Commonwealth v. E.M., 735 A.2d 654, 659 (Pa. 1999). The police must “point to specific and articulable facts indicating the person they intend to frisk may be armed and dangerous.” Commonwealth v. Preacher, 827 A.2d 1235, 1239 (Pa.Super.2003) (quoting Commonwealth v. Patterson, 591 A.2d 1075 (Pa.Super.1991). Otherwise, the “talismanic use of the phrase ‘for our own protection’ . . . becomes meaningless.” Preacher, 827 A.2d at 1239. Accordingly, general “safety statements” by police officers are not sufficient to conduct a frisk incident to an investigatory stop.
In the case at hand, Officer Boyle testified that he saw the Defendant walking down the street at 4:45 a.m. with an angry, determined look on his face, a purposeful stride, and a machete in his hand. Although Defendant dropped the knife as soon as directed, Officer Boyle noticed a “fight or flight” look on the Defendant’s face and was concerned because there was ample room to flee. Officer Boyle testified that he was concerned for his safety because “if there is one weapon, you presume there are more.” Officer Boyle then handcuffed the Defendant and completed the pat down, where he felt something crunchy in the Defendant’s left front pocket. When he asked the Defendant what the item was, the Defendant stated it was his lighter and to pull it out and see. Officer Boyle pulled the item out and found it to be a bag of marijuana.

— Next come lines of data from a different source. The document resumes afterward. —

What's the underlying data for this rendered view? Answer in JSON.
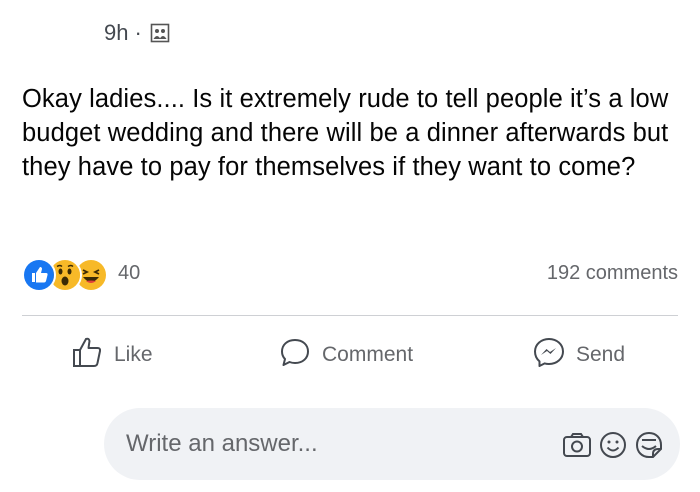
{
  "post": {
    "time": "9h",
    "separator": "·",
    "privacy_icon": "group-icon",
    "text": "Okay ladies.... Is it extremely rude to tell people it’s a low budget wedding and there will be a dinner afterwards but they have to pay for themselves if they want to come?"
  },
  "stats": {
    "reactions": [
      "like-reaction-icon",
      "wow-reaction-icon",
      "haha-reaction-icon"
    ],
    "reaction_count": "40",
    "comments": "192 comments"
  },
  "actions": {
    "like_label": "Like",
    "comment_label": "Comment",
    "send_label": "Send"
  },
  "composer": {
    "placeholder": "Write an answer...",
    "icons": [
      "camera-icon",
      "emoji-icon",
      "sticker-icon"
    ]
  },
  "colors": {
    "like_blue": "#1877f2",
    "reaction_yellow": "#f7b928",
    "secondary_text": "#65676b",
    "composer_bg": "#f0f2f5"
  }
}
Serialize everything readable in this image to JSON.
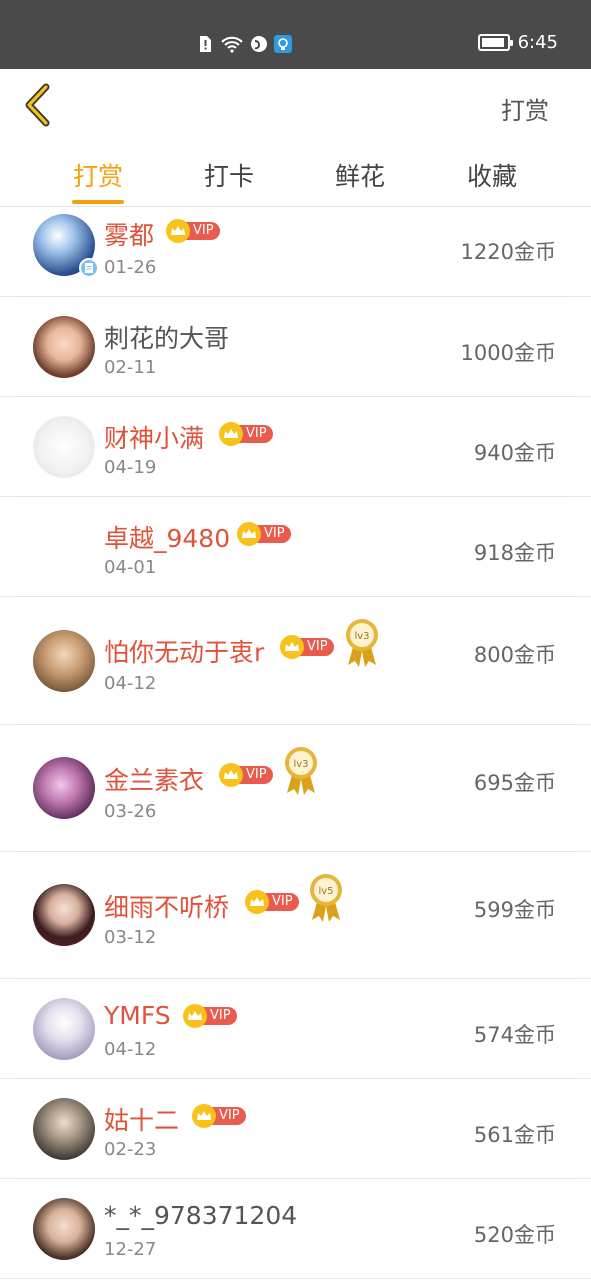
{
  "status_bar": {
    "time": "6:45"
  },
  "header": {
    "action_label": "打赏"
  },
  "tabs": [
    {
      "label": "打赏",
      "active": true
    },
    {
      "label": "打卡",
      "active": false
    },
    {
      "label": "鲜花",
      "active": false
    },
    {
      "label": "收藏",
      "active": false
    }
  ],
  "colors": {
    "accent": "#f5a10e",
    "vip_name": "#e0533a",
    "vip_tag": "#e95b4c"
  },
  "vip_label": "VIP",
  "rows": [
    {
      "name": "雾都",
      "date": "01-26",
      "amount": "1220金币",
      "vip": true
    },
    {
      "name": "刺花的大哥",
      "date": "02-11",
      "amount": "1000金币",
      "vip": false
    },
    {
      "name": "财神小满",
      "date": "04-19",
      "amount": "940金币",
      "vip": true
    },
    {
      "name": "卓越_9480",
      "date": "04-01",
      "amount": "918金币",
      "vip": true
    },
    {
      "name": "怕你无动于衷r",
      "date": "04-12",
      "amount": "800金币",
      "vip": true,
      "level": "lv3"
    },
    {
      "name": "金兰素衣",
      "date": "03-26",
      "amount": "695金币",
      "vip": true,
      "level": "lv3"
    },
    {
      "name": "细雨不听桥",
      "date": "03-12",
      "amount": "599金币",
      "vip": true,
      "level": "lv5"
    },
    {
      "name": "YMFS",
      "date": "04-12",
      "amount": "574金币",
      "vip": true
    },
    {
      "name": "姑十二",
      "date": "02-23",
      "amount": "561金币",
      "vip": true
    },
    {
      "name": "*_*_978371204",
      "date": "12-27",
      "amount": "520金币",
      "vip": false
    }
  ]
}
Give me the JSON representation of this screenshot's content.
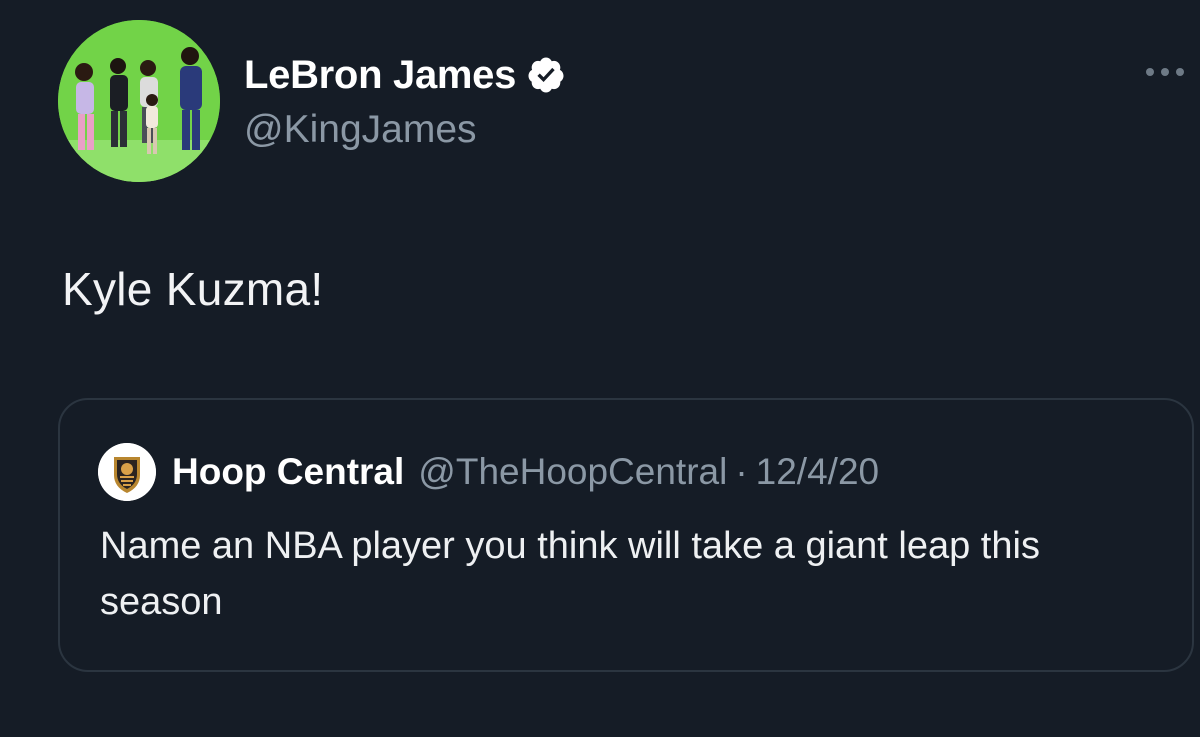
{
  "author": {
    "display_name": "LeBron James",
    "handle": "@KingJames",
    "verified": true,
    "avatar_icon": "group-photo-avatar"
  },
  "tweet": {
    "text": "Kyle Kuzma!"
  },
  "more_icon": "ellipsis-icon",
  "quoted_tweet": {
    "display_name": "Hoop Central",
    "handle": "@TheHoopCentral",
    "separator": "·",
    "date": "12/4/20",
    "text": "Name an NBA player you think will take a giant leap this season",
    "avatar_icon": "hoop-central-logo"
  },
  "colors": {
    "background": "#151c26",
    "secondary_text": "#8b98a5",
    "border": "#2b3540",
    "verified_badge": "#ffffff"
  }
}
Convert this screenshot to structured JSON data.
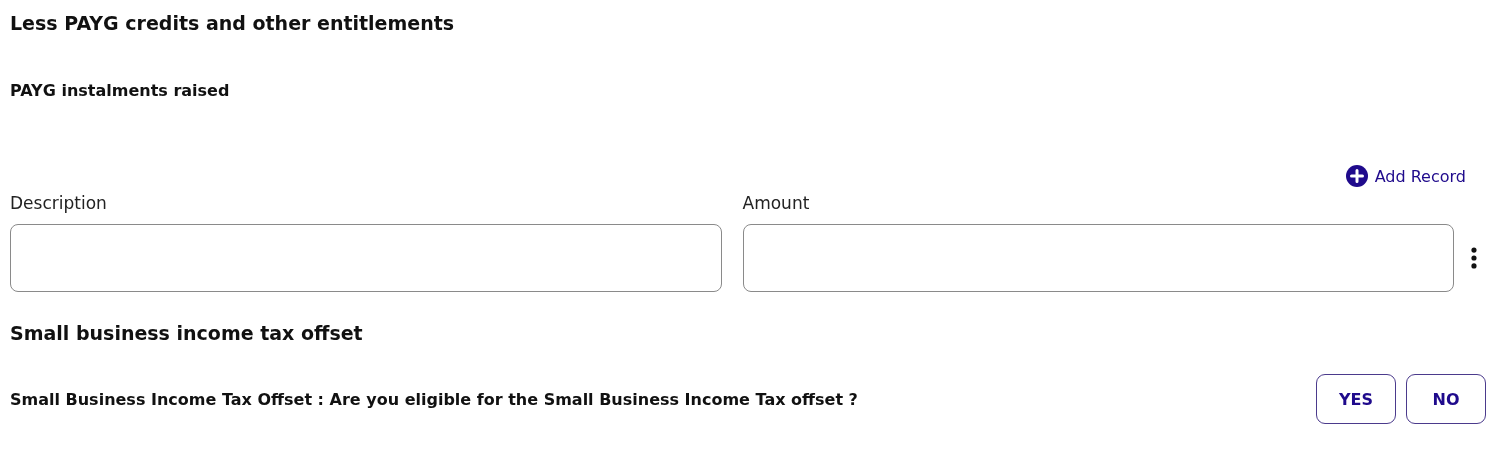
{
  "section_title": "Less PAYG credits and other entitlements",
  "subsection_title": "PAYG instalments raised",
  "add_record": {
    "label": "Add Record"
  },
  "fields": [
    {
      "label": "Description"
    },
    {
      "label": "Amount"
    }
  ],
  "offset_title": "Small business income tax offset",
  "question": "Small Business Income Tax Offset : Are you eligible for the Small Business Income Tax offset ?",
  "choices": [
    {
      "label": "YES",
      "selected": false
    },
    {
      "label": "NO",
      "selected": false
    }
  ]
}
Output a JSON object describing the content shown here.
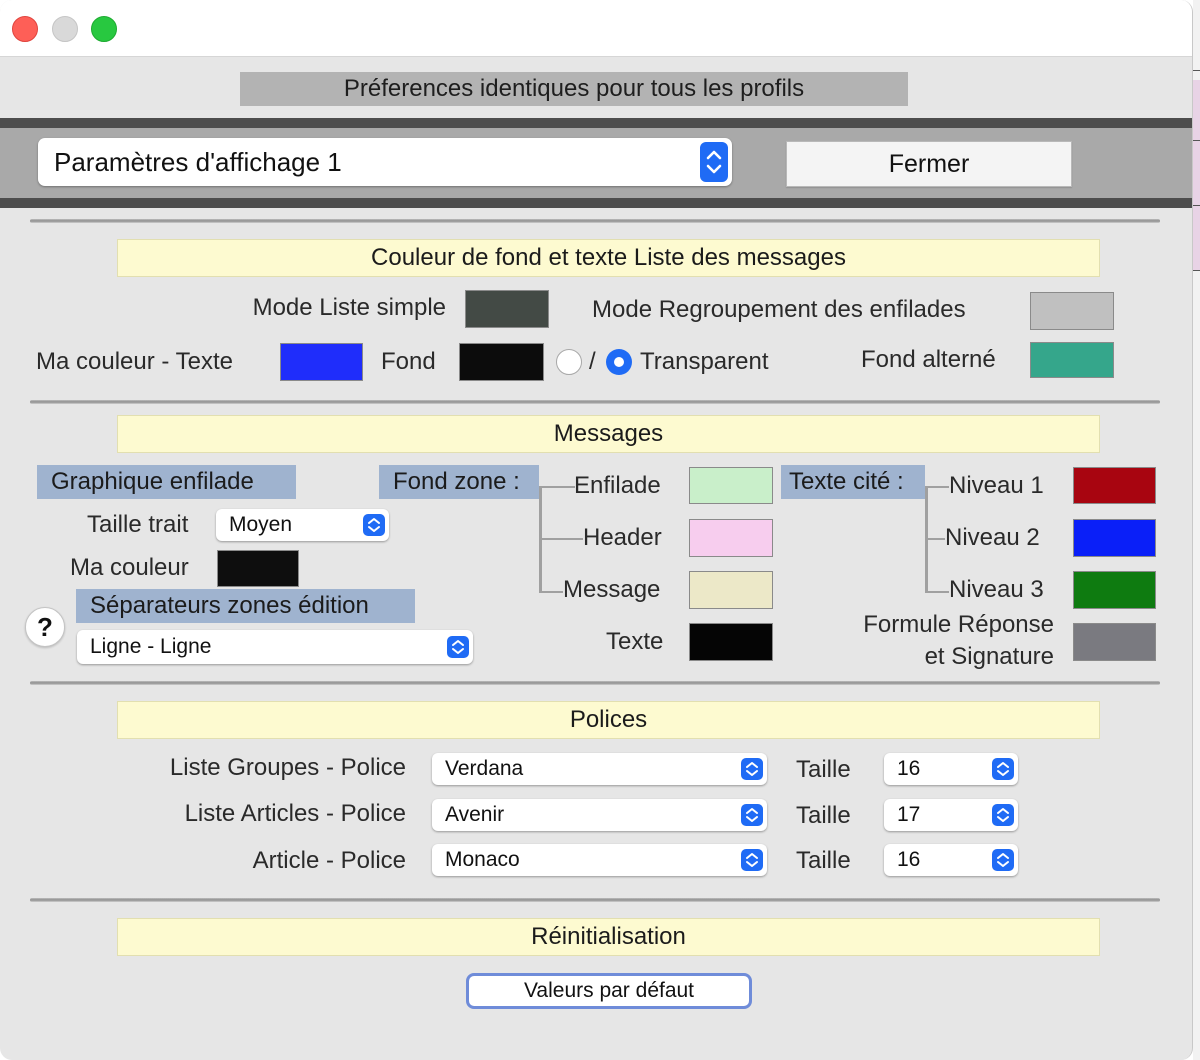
{
  "top_banner": "Préferences identiques pour tous les profils",
  "toolbar": {
    "settings_popup_value": "Paramètres d'affichage 1",
    "close_button": "Fermer"
  },
  "section_colors": {
    "header": "Couleur de fond et texte Liste des messages",
    "simple_list_mode_label": "Mode Liste simple",
    "thread_grouping_mode_label": "Mode Regroupement des enfilades",
    "my_color_text_label": "Ma couleur - Texte",
    "background_label": "Fond",
    "slash": "/",
    "transparent_label": "Transparent",
    "alternate_background_label": "Fond alterné",
    "colors": {
      "simple_list": "#434a45",
      "thread_grouping": "#c0c0c0",
      "my_color_text": "#1f2dfb",
      "background": "#0c0c0c",
      "alternate_background": "#35a68b"
    }
  },
  "section_messages": {
    "header": "Messages",
    "thread_graphic_label": "Graphique enfilade",
    "line_size_label": "Taille trait",
    "line_size_value": "Moyen",
    "my_color_label": "Ma couleur",
    "editing_separators_label": "Séparateurs zones édition",
    "editing_separators_value": "Ligne - Ligne",
    "help_button": "?",
    "zone_background_label": "Fond zone :",
    "zone_thread_label": "Enfilade",
    "zone_header_label": "Header",
    "zone_message_label": "Message",
    "zone_text_label": "Texte",
    "quoted_text_label": "Texte cité :",
    "level1_label": "Niveau 1",
    "level2_label": "Niveau 2",
    "level3_label": "Niveau 3",
    "reply_signature_line1": "Formule Réponse",
    "reply_signature_line2": "et Signature",
    "colors": {
      "my_color": "#0e0e0e",
      "zone_thread": "#c9efca",
      "zone_header": "#f7cdee",
      "zone_message": "#ece8c8",
      "zone_text": "#050505",
      "level1": "#a80510",
      "level2": "#0a1ff8",
      "level3": "#0e7b10",
      "reply_signature": "#7a7a80"
    }
  },
  "section_fonts": {
    "header": "Polices",
    "rows": [
      {
        "label": "Liste Groupes - Police",
        "font": "Verdana",
        "size_label": "Taille",
        "size": "16"
      },
      {
        "label": "Liste Articles - Police",
        "font": "Avenir",
        "size_label": "Taille",
        "size": "17"
      },
      {
        "label": "Article - Police",
        "font": "Monaco",
        "size_label": "Taille",
        "size": "16"
      }
    ]
  },
  "section_reset": {
    "header": "Réinitialisation",
    "defaults_button": "Valeurs par défaut"
  },
  "accent_color": "#1f6bf5"
}
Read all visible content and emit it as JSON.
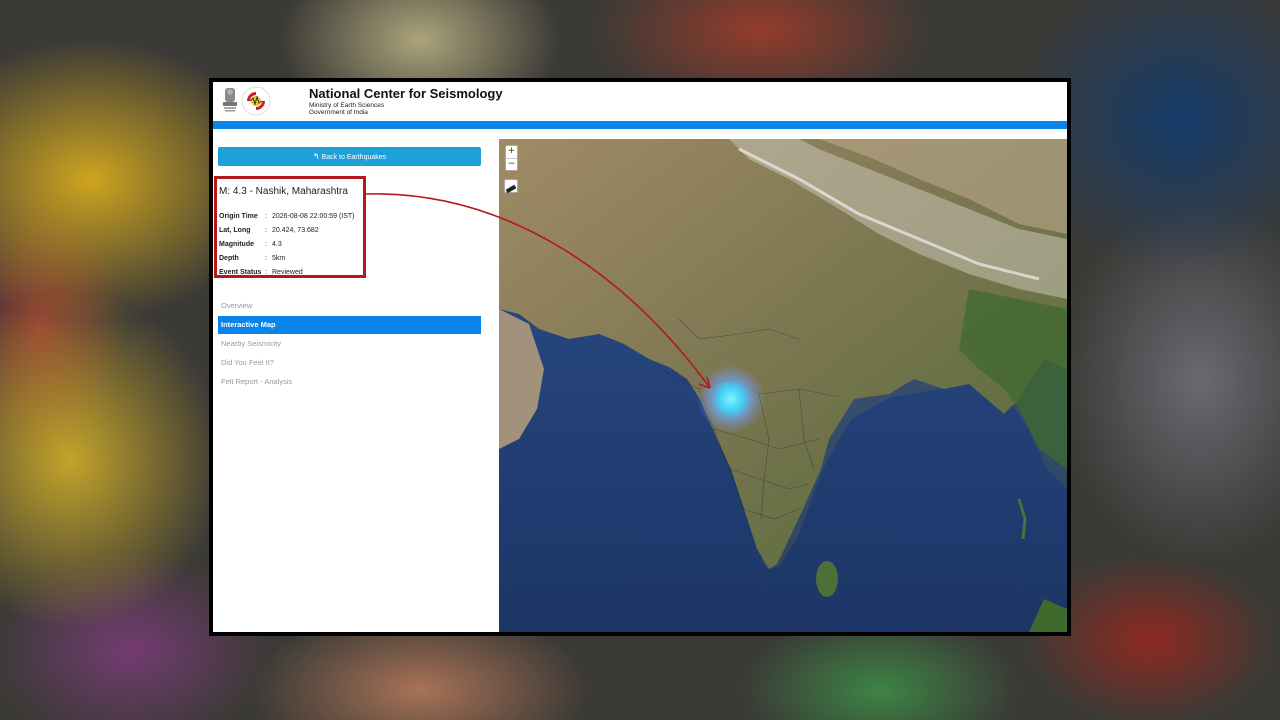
{
  "header": {
    "title": "National Center for Seismology",
    "subtitle1": "Ministry of Earth Sciences",
    "subtitle2": "Government of India"
  },
  "back_button": {
    "label": "Back to Earthquakes"
  },
  "event": {
    "title": "M: 4.3 - Nashik, Maharashtra",
    "details": [
      {
        "label": "Origin Time",
        "value": "2026-08-08 22:00:59 (IST)"
      },
      {
        "label": "Lat, Long",
        "value": "20.424, 73.682"
      },
      {
        "label": "Magnitude",
        "value": "4.3"
      },
      {
        "label": "Depth",
        "value": "5km"
      },
      {
        "label": "Event Status",
        "value": "Reviewed"
      }
    ]
  },
  "menu": {
    "items": [
      {
        "label": "Overview",
        "active": false
      },
      {
        "label": "Interactive Map",
        "active": true
      },
      {
        "label": "Nearby Seismicity",
        "active": false
      },
      {
        "label": "Did You Feel It?",
        "active": false
      },
      {
        "label": "Felt Report - Analysis",
        "active": false
      }
    ]
  },
  "map": {
    "zoom_in": "+",
    "zoom_out": "−"
  },
  "colors": {
    "accent_blue": "#0a84e8",
    "button_blue": "#1ea1d8",
    "highlight_red": "#b51818",
    "epicenter": "#3fd4ff"
  }
}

The sole justification of a Terry frisk is the protection of the police, and the search must be limited to that “which is necessary for the discovery of weapons which might be used to harm the officer and others nearby.” E.M., 735 A.2d at 661. We believe that the possession of a machete while walking down a city street at 4:45 a.m., with an angry, determined look is a reasonable basis for conducting a Terry pat-down. Accordingly, we find that Officer Boyle conducted a legal search of Defendant’s person and the Motion to Suppress is denied. An Order will be entered consistent with the foregoing.